Les Big Four face à un tournant dans la gestion de l’emploi

Le paysage professionnel des  quatre grandes  sociétés de conseil –  Deloitte ,  PwC ,  EY  et  KPMG  – s’apprête à connaître un changement significatif. À première vue, ce changement pourrait sembler être un simple ajustement dans leurs critères de  recrutement  pour les nouveaux employés : elles prévoient d’engager  20% de juniors  en moins par rapport aux années précédentes. Cependant, les implications de cette nouvelle politique vont bien au-delà d’une simple réduction des effectifs.

Un coup dur pour les jeunes talents

Selon des informations publiées par El Confidencial, les  Big Four  emboîtent le pas d’une tendance déjà observée dans certaines entreprises des  États-Unis , et vont réduire le recrutement de professionnels de moins de  30 ans  de 10 à 20%. Ce phénomène n’est pas isolé ; comme l’indique El Periódico, une tendance similaire est mise en œuvre au Royaume-Uni depuis 2022.

Cette décision pourrait entraîner la suppression de  700 à plus de 1.400 postes  de travail junior en Espagne. D’après des sources proches de la situation, ce changement s’appliquera uniformément à toutes les lignes de  business , mais sera particulièrement marqué dans les secteurs touchés par l’ automatisation , tels que les finances, les ressources humaines, l’informatique et le marketing.

La montée de l’intelligence artificielle

Le phénomène n’est pas inattendu, car la capacité d’ automatisation  apportée par l’IA permet aux grandes entreprises de rationaliser des tâches répétitives et analytiques – par exemple, la rédaction de rapports, la validation de données ou la révision de transactions – qui étaient traditionnellement effectuées par des employés juniors dans le cadre de leur apprentissage.

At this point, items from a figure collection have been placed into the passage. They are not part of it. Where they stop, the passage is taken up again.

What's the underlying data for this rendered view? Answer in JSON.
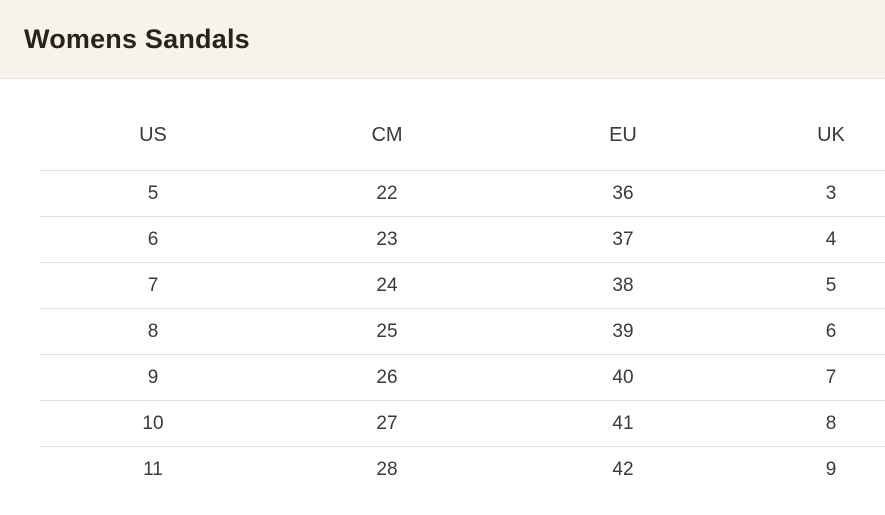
{
  "header": {
    "title": "Womens Sandals"
  },
  "size_table": {
    "columns": [
      "US",
      "CM",
      "EU",
      "UK"
    ],
    "rows": [
      [
        "5",
        "22",
        "36",
        "3"
      ],
      [
        "6",
        "23",
        "37",
        "4"
      ],
      [
        "7",
        "24",
        "38",
        "5"
      ],
      [
        "8",
        "25",
        "39",
        "6"
      ],
      [
        "9",
        "26",
        "40",
        "7"
      ],
      [
        "10",
        "27",
        "41",
        "8"
      ],
      [
        "11",
        "28",
        "42",
        "9"
      ]
    ]
  },
  "colors": {
    "header_background": "#f5f3ec",
    "header_border": "#e6e4dc",
    "title_text": "#28231d",
    "table_text": "#3a3a3a",
    "row_divider": "#e1e1e1",
    "page_background": "#ffffff"
  }
}
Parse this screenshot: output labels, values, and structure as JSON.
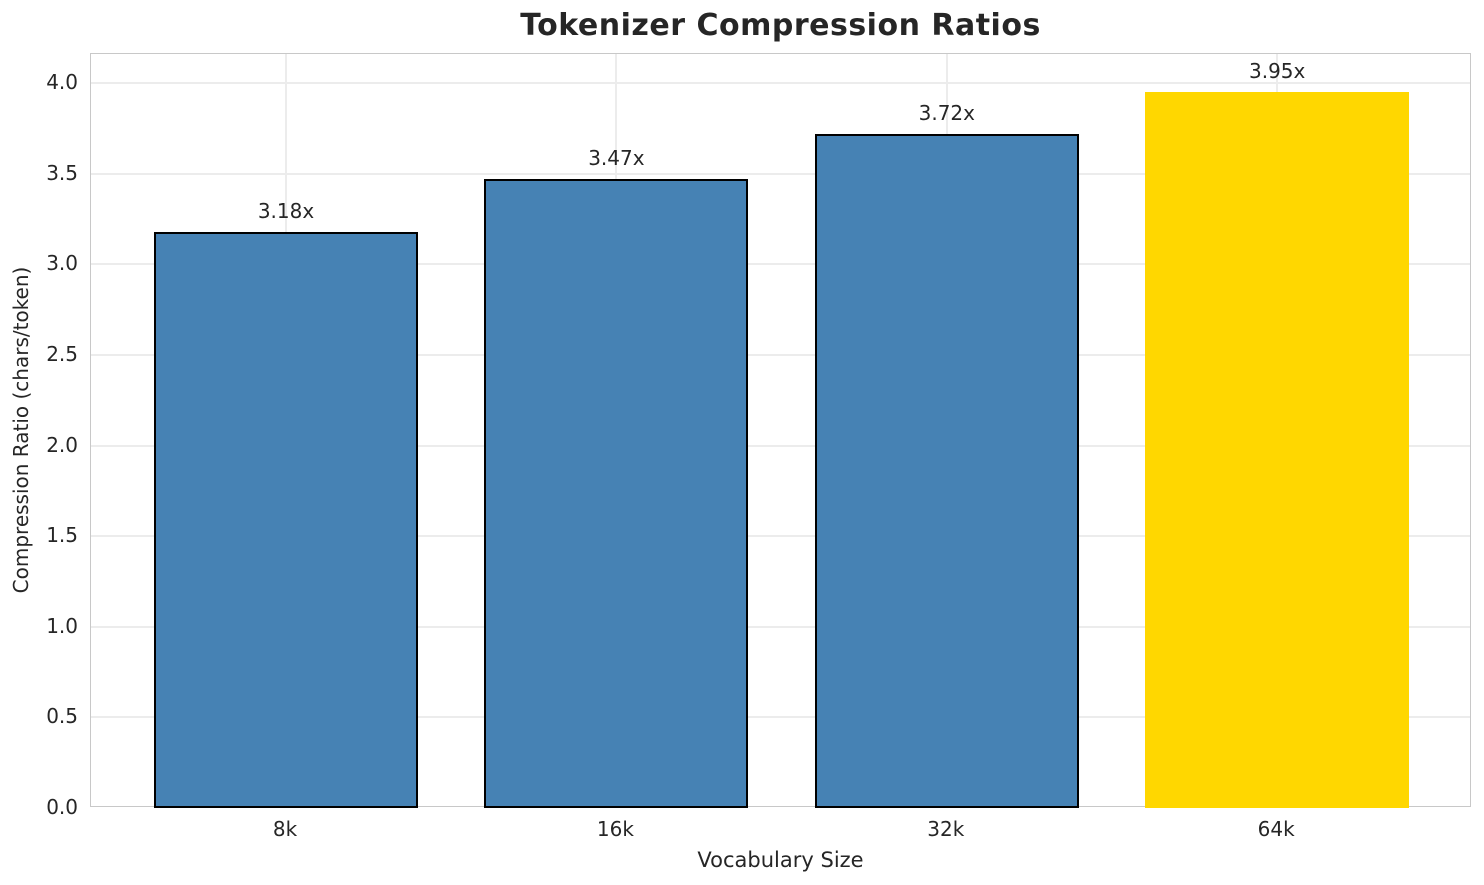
{
  "title": "Tokenizer Compression Ratios",
  "chart_data": {
    "type": "bar",
    "title": "Tokenizer Compression Ratios",
    "xlabel": "Vocabulary Size",
    "ylabel": "Compression Ratio (chars/token)",
    "categories": [
      "8k",
      "16k",
      "32k",
      "64k"
    ],
    "values": [
      3.18,
      3.47,
      3.72,
      3.95
    ],
    "bar_labels": [
      "3.18x",
      "3.47x",
      "3.72x",
      "3.95x"
    ],
    "ylim": [
      0,
      4.16
    ],
    "yticks": [
      0.0,
      0.5,
      1.0,
      1.5,
      2.0,
      2.5,
      3.0,
      3.5,
      4.0
    ],
    "ytick_labels": [
      "0.0",
      "0.5",
      "1.0",
      "1.5",
      "2.0",
      "2.5",
      "3.0",
      "3.5",
      "4.0"
    ],
    "grid": true,
    "legend": "none",
    "bar_color": "#4682b4",
    "highlight_color": "#ffd700",
    "highlight_index": 3,
    "bar_edge_color": "#000000",
    "grid_color": "#ececec",
    "spine_color": "#c8c8c8",
    "text_color": "#262626"
  }
}
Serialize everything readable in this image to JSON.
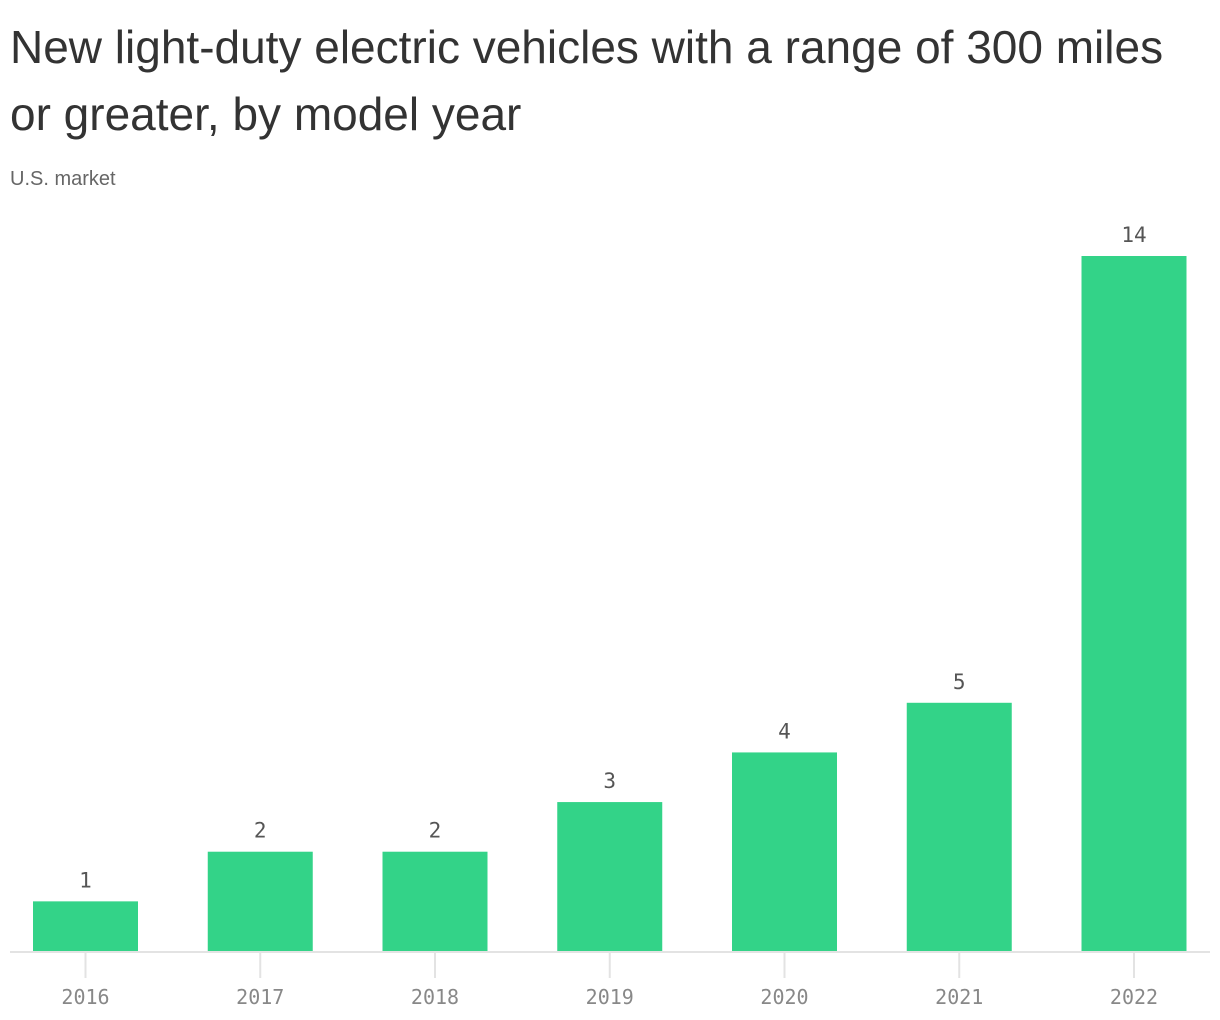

Comme l’a rapporté The New York Times, en ayant automatisé ces tâches, les entreprises n’ont tout simplement plus besoin d’une main-d’œuvre junior aussi nombreuse, puisqu’en réalité, les agents d’IA deviennent les assistants des profils plus  seniors , augmentant ainsi leur productivité. En conséquence, la chaîne d’apprentissage qui constituait un élément fondamental de la carrière de ces jeunes professionnels est en train de perdre son premier maillon formateur.

Accent sur les seniors

Cette réduction du recrutement de profils juniors implique un mouvement vers un  renforcement  des postes seniors, qui devraient voir une augmentation de  8% à 10%  de leurs effectifs en 2025. Ce changement se concentre sur la nécessité de renforcer les équipes avec des talents expérimentés et stratégiques capables d’offrir une meilleure vision à leurs clients, dans le but d’ouvrir de nouveaux canaux d’affaires.

La  digitalisation  a modifié le modèle opérationnel des sociétés de conseil, qui ne se contentent plus de facturer des heures de consulting ; désormais, les clients paient pour l’accès à des outils d’ intelligence artificielle  et à des processus automatisés, ce qui accélère la remise des résultats et optimise l’efficacité des projets.

Une transformation structurelle du modèle de recrutement

La réduction des recrutements de juniors va au-delà d’un simple ajustement : elle remet en question le modèle  pyramidal  traditionnel des grandes consultantes, qui reposait sur une base alimentée en continu par des jeunes professionnels. Cette approche avait permis une formation progressive et une promotion interne vers des postes de direction.

La diminution de cette base de nouveaux talents met en péril la formation des futures générations de  managers  et complique la rotation et le renouvellement générationnel qui caractérisaient historiquement ces entreprises.

Des employés devenus clients

En outre, cette réduction a également des implications commerciales importantes pour le secteur. De nombreux jeunes talents, après quelques années au sein de l’entreprise, accédaient à des postes de responsabilité dans d’autres sociétés. De ces nouveaux postes, ils recommandaient ensuite les services de leur ancienne entreprise, contribuant ainsi à une  génération permanente  de nouveaux clients.

La perte de ce  cycle vertueux  risque d’affaiblir bien des voies indirectes de création de nouveaux  affaires  pour ces sociétés de conseil.